Diamonds are a girl’s best friend! And if you bought into the marketing slogan and got your sweetie a diamond (or anything with a diamond in it), you may be able to recoup some of the cost in a settlement. De Beers was charged with cornering the diamond market between Jan 1, 1994 and March 31, 2006 and recently settled for $295 million. Of the $295 million, $135 million was earmarked for consumers with the balance going to wholesalers. Check out their press release statement [3] on the issue.

How Much Do I Get

Unfortunately, because it’s unclear how many people will make a claim and because the lawyer fees haven’t been published, the table (published on MSN Money [4]) is just a maximum value and not what you’ll likely see. $135M spread across all the diamond purchases over the course of eight years is not going to amount to much. In fact, if your prorated share of the settlement is under $10, they won’t even send it to you because of “prohibitive administrative costs.”

The minimum payout is $10 and the maximum is $640 (the Recognized Claim Amount). If you bought a lot of diamonds, the maximum you can receive is the Recognized Claim Amount of $640.

Should I File?

Considering the $10 rule, you may want to reconsider whether to spend the time to file. This is what they recommend: “As a general guideline, if your total purchases consist of Mixed Stones Jewelry with combined purchase prices of $165 or less, or Diamonds Only Jewelry with combined purchase prices of $95 or less, your claim will not reach the payment minimum amount of $10.00.” Now, is that just the lawyers wanting a bigger piece of the pie?

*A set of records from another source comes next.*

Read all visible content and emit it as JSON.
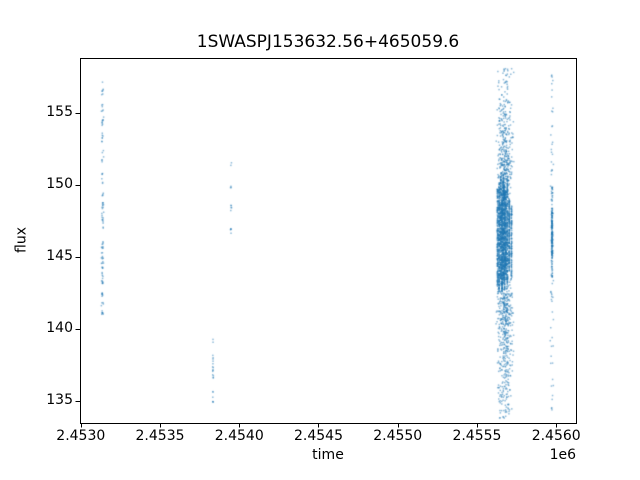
{
  "figure": {
    "background": "#ffffff",
    "text_color": "#000000",
    "spine_color": "#000000"
  },
  "chart_data": {
    "type": "scatter",
    "title": "1SWASPJ153632.56+465059.6",
    "xlabel": "time",
    "ylabel": "flux",
    "offset_text": "1e6",
    "legend": null,
    "grid": false,
    "xlim": [
      2452995,
      2456125
    ],
    "ylim": [
      133.47,
      158.82
    ],
    "xticks": [
      2453000,
      2453500,
      2454000,
      2454500,
      2455000,
      2455500,
      2456000
    ],
    "xticklabels": [
      "2.4530",
      "2.4535",
      "2.4540",
      "2.4545",
      "2.4550",
      "2.4555",
      "2.4560"
    ],
    "yticks": [
      135,
      140,
      145,
      150,
      155
    ],
    "yticklabels": [
      "135",
      "140",
      "145",
      "150",
      "155"
    ],
    "marker_color": "#1f77b4",
    "marker_alpha": 0.5,
    "marker_size_px": 1.5,
    "seed": 20110615,
    "clusters": [
      {
        "name": "cluster-1",
        "t": 2453137,
        "t_spread": 8,
        "segments": [
          [
            156.2,
            157.2,
            7
          ],
          [
            155.1,
            155.9,
            6
          ],
          [
            154.1,
            154.9,
            9
          ],
          [
            152.9,
            153.7,
            7
          ],
          [
            152.2,
            152.5,
            2
          ],
          [
            151.6,
            152.0,
            4
          ],
          [
            150.1,
            150.8,
            6
          ],
          [
            148.6,
            149.5,
            9
          ],
          [
            147.7,
            148.6,
            9
          ],
          [
            146.9,
            147.7,
            7
          ],
          [
            145.3,
            146.3,
            9
          ],
          [
            144.5,
            145.3,
            9
          ],
          [
            143.7,
            144.6,
            9
          ],
          [
            142.8,
            143.7,
            9
          ],
          [
            142.1,
            142.8,
            7
          ],
          [
            141.1,
            142.0,
            9
          ],
          [
            140.85,
            141.05,
            2
          ]
        ]
      },
      {
        "name": "cluster-2-upper",
        "t": 2453948,
        "t_spread": 4,
        "segments": [
          [
            151.3,
            151.6,
            2
          ],
          [
            149.7,
            150.0,
            3
          ],
          [
            148.2,
            148.8,
            5
          ],
          [
            146.5,
            147.1,
            5
          ]
        ]
      },
      {
        "name": "cluster-2-lower",
        "t": 2453834,
        "t_spread": 4,
        "segments": [
          [
            139.0,
            139.3,
            2
          ],
          [
            136.4,
            138.2,
            14
          ],
          [
            134.8,
            135.8,
            6
          ]
        ]
      },
      {
        "name": "cluster-3-broad",
        "t": 2455677,
        "t_spread": 58,
        "segments": [
          [
            156.0,
            158.1,
            35
          ],
          [
            154.0,
            156.0,
            70
          ],
          [
            152.0,
            154.0,
            110
          ],
          [
            150.5,
            152.0,
            130
          ],
          [
            141.0,
            142.5,
            140
          ],
          [
            139.0,
            141.0,
            130
          ],
          [
            136.5,
            139.0,
            110
          ],
          [
            134.2,
            136.5,
            70
          ],
          [
            133.8,
            134.2,
            8
          ]
        ]
      },
      {
        "name": "cluster-3-fill",
        "t": 2455672,
        "t_spread": 45,
        "segments": [
          [
            142.5,
            150.5,
            350
          ]
        ]
      },
      {
        "name": "cluster-3-streak-1",
        "t": 2455630,
        "t_spread": 2.5,
        "segments": [
          [
            143.0,
            149.8,
            190
          ]
        ]
      },
      {
        "name": "cluster-3-streak-2",
        "t": 2455640,
        "t_spread": 2.5,
        "segments": [
          [
            142.6,
            150.2,
            220
          ]
        ]
      },
      {
        "name": "cluster-3-streak-3",
        "t": 2455650,
        "t_spread": 2.5,
        "segments": [
          [
            143.5,
            150.6,
            200
          ]
        ]
      },
      {
        "name": "cluster-3-streak-4",
        "t": 2455658,
        "t_spread": 2.5,
        "segments": [
          [
            142.6,
            149.4,
            230
          ]
        ]
      },
      {
        "name": "cluster-3-streak-5",
        "t": 2455666,
        "t_spread": 2.5,
        "segments": [
          [
            143.2,
            150.8,
            210
          ]
        ]
      },
      {
        "name": "cluster-3-streak-6",
        "t": 2455674,
        "t_spread": 2.5,
        "segments": [
          [
            142.7,
            150.0,
            240
          ]
        ]
      },
      {
        "name": "cluster-3-streak-7",
        "t": 2455682,
        "t_spread": 2.5,
        "segments": [
          [
            143.8,
            149.6,
            180
          ]
        ]
      },
      {
        "name": "cluster-3-streak-8",
        "t": 2455692,
        "t_spread": 2.5,
        "segments": [
          [
            142.8,
            150.4,
            170
          ]
        ]
      },
      {
        "name": "cluster-3-streak-9",
        "t": 2455704,
        "t_spread": 2.5,
        "segments": [
          [
            144.0,
            149.0,
            150
          ]
        ]
      },
      {
        "name": "cluster-3-streak-10",
        "t": 2455718,
        "t_spread": 2.5,
        "segments": [
          [
            143.4,
            148.6,
            120
          ]
        ]
      },
      {
        "name": "cluster-4-core",
        "t": 2455974,
        "t_spread": 5,
        "segments": [
          [
            145.0,
            148.4,
            170
          ],
          [
            143.6,
            145.0,
            25
          ],
          [
            148.4,
            149.9,
            20
          ]
        ]
      },
      {
        "name": "cluster-4-halo",
        "t": 2455973,
        "t_spread": 14,
        "segments": [
          [
            149.9,
            152.5,
            10
          ],
          [
            152.5,
            155.5,
            8
          ],
          [
            156.0,
            158.0,
            7
          ],
          [
            140.5,
            143.6,
            12
          ],
          [
            137.5,
            140.5,
            8
          ],
          [
            134.3,
            136.5,
            8
          ]
        ]
      }
    ]
  }
}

Is it just there so people don’t dilute the pool? Who knows, that’s up to you to decide.

How To File

To file a claim, visit the online claim form [5] or fill out the PDF form [6] and mail it back by may 19th.

If you claim less than $10,000, you don’t need to provide proof right now but you might need it later. If you claim more than $10,000, you have to include a copy of a document that shows the specs of the diamond (what’s essentially in an appraisal). Good luck!